Di Indonesia, terdapat berbagai penelitian tentang hilirisasi usaha pertanian. Salah satu penelitian menekankan perlunya fokus pada link hilir di industri bijih nikel dan timah (Perrine Toledano.,at all, 2020).  Penelitian lain melihat kebijakan irigasi untuk pertumbuhan pertanian di wilayah dataran tinggi Pagar Alam. Â
Penelitian ketiga melihat masalah ketahanan pangan dan prospek petani Indonesia, seperti meningkatkan pendapatan pertanian (Zuhud Rozki, 2021). Penelitian keempat membandingkan kinerja kakao Indonesia di pasar global dengan para pesaingnya dan menyarankan program "hilirisasi" untuk meningkatkan daya saing (Imam Mujahidin Fahmid.,at all, 2022). Terakhir, penelitian kelima melihat efek perubahan iklim terhadap reaksi petani padi di daerah irigasi hulu dan hilir di Indonesia (Arifah.,at all, 2022).
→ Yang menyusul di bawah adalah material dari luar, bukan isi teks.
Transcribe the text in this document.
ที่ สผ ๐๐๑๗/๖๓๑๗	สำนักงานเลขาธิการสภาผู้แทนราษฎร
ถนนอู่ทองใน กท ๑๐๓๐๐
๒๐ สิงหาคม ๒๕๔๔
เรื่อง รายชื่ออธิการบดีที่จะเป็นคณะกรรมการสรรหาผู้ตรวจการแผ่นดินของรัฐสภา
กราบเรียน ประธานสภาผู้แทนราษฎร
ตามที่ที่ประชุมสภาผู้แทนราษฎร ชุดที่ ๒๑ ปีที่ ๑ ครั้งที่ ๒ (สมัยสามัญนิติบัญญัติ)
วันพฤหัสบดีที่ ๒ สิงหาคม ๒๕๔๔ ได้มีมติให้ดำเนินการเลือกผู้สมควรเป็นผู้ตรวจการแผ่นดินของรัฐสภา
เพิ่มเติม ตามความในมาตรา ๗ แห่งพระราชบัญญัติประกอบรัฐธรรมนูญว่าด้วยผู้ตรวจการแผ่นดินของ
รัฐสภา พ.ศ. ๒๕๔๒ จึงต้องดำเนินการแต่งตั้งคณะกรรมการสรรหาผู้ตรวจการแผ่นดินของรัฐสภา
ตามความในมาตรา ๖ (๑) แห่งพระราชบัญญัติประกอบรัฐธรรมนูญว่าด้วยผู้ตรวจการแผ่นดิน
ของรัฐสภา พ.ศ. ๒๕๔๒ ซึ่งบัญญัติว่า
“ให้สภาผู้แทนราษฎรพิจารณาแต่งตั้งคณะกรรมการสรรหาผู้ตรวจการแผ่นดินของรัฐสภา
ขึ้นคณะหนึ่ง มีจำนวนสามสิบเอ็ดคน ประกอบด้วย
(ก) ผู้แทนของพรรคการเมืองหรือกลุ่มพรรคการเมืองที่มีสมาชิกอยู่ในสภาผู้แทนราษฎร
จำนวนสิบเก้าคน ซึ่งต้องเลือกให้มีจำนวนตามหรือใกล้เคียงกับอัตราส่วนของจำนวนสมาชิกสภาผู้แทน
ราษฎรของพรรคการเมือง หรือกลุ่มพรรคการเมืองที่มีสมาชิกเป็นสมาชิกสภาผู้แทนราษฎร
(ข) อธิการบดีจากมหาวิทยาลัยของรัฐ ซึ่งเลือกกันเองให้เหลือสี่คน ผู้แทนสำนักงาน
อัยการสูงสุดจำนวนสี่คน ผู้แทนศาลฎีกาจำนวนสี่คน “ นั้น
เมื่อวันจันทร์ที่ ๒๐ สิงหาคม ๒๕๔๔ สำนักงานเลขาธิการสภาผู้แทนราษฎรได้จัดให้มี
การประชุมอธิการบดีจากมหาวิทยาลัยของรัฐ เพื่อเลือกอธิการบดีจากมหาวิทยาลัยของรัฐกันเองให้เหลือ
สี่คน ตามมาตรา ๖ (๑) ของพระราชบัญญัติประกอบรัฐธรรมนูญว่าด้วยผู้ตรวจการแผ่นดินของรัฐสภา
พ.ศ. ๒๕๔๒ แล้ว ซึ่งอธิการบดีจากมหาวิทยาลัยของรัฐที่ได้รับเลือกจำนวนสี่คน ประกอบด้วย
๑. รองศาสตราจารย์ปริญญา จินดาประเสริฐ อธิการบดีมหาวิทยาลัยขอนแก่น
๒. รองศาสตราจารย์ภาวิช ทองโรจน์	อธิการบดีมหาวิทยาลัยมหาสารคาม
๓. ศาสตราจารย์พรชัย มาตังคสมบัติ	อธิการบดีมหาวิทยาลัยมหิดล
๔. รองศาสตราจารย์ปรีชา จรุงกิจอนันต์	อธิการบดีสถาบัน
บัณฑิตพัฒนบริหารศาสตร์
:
      Salah satu studi kasus terkait hilirisasi di Indonesia menekankan perlunya kebijakan hilirisasi khusus sektor dan kelemahan dari peraturan menyeluruh. Indonesia adalah pengekspor bijih nikel dan timah terbesar di dunia, serta produsen utama tembaga dan emas. Untuk meningkatkan nilai mineral tersebut, Indonesia menerapkan larangan ekspor, yang baru-baru ini dicabut karena penolakan sektor swasta dan penurunan pendapatan. Perusahaan kebanyakan terjebak di nikel dan tembaga, di mana Indonesia memiliki deposit kelas dunia, dan lebih cenderung mengembangkan fasilitas pengolahan (Perine Tolledano., at all, 2020).
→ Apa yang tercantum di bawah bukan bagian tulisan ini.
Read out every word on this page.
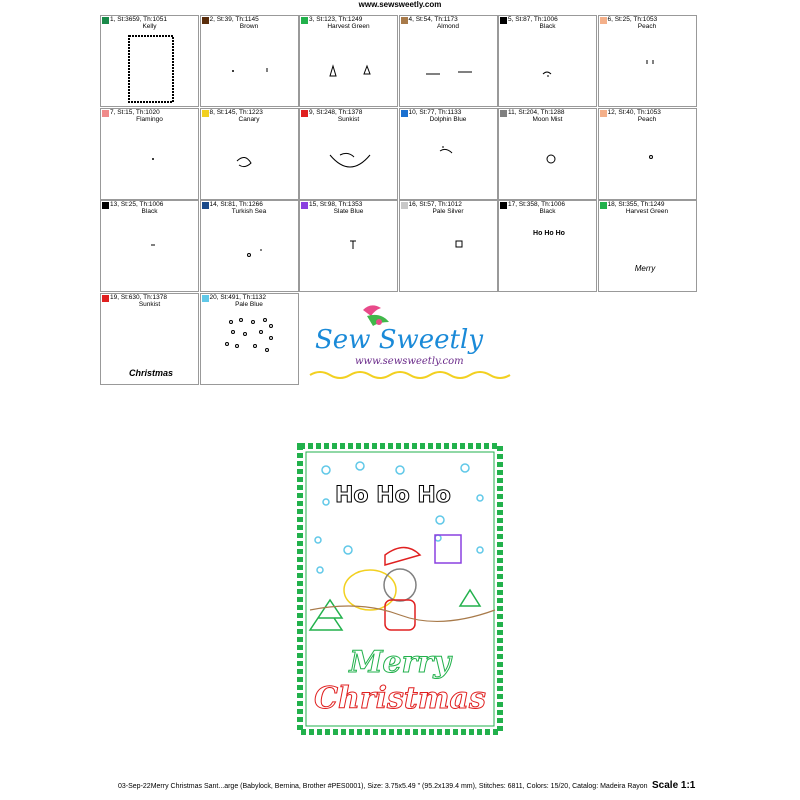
www.sewsweetly.com
1, St:3659, Th:1051
Kelly
2, St:39, Th:1145
Brown
3, St:123, Th:1249
Harvest Green
4, St:54, Th:1173
Almond
5, St:87, Th:1006
Black
6, St:25, Th:1053
Peach
7, St:15, Th:1020
Flamingo
8, St:145, Th:1223
Canary
9, St:248, Th:1378
Sunkist
10, St:77, Th:1133
Dolphin Blue
11, St:204, Th:1288
Moon Mist
12, St:40, Th:1053
Peach
13, St:25, Th:1006
Black
14, St:81, Th:1266
Turkish Sea
15, St:98, Th:1353
Slate Blue
16, St:57, Th:1012
Pale Silver
Ho Ho Ho
17, St:358, Th:1006
Black
Merry
18, St:355, Th:1249
Harvest Green
Christmas
19, St:630, Th:1378
Sunkist
20, St:491, Th:1132
Pale Blue
Sew Sweetly
www.sewsweetly.com
Ho Ho Ho
Merry
Christmas
03-Sep-22Merry Christmas Sant...arge (Babylock, Bernina, Brother #PES0001), Size: 3.75x5.49 " (95.2x139.4 mm), Stitches: 6811, Colors: 15/20, Catalog: Madeira Rayon Scale 1:1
      Studi kasus lain mengkaji hasil kebijakan pertanian di dataran tinggi wilayah Pagar Alam Indonesia (Sacha Amaruzaman.,at all, 2023). Penelitian ini berfokus pada kebijakan irigasi untuk pertumbuhan pertanian. Sementara itu, menurut laporan berjudul Tantangan dan Peluang Ketahanan Pangan di Indonesia.  Ada dua cara bagi petani Indonesia untuk bertahan hidup: meningkatkan pendapatan pertanian mereka atau mengkontrol keluarga melalui keluarga berencana (Zuhud Rozaki, 2021).
     Terakhir, ada sebuah artikel membandingkan kesuksesan kakao Indonesia di pasar dunia dengan para pesaingnya. Tujuan artikel ini adalah membandingkan kinerja kakao Indonesia di pasar global dengan para pesaingnya, serta mengkaji kebijakan "hilirisasi" yang mendorong daya saing produk kakao Indonesia (Imam Mujahidin Fahmid.,at all, 2022).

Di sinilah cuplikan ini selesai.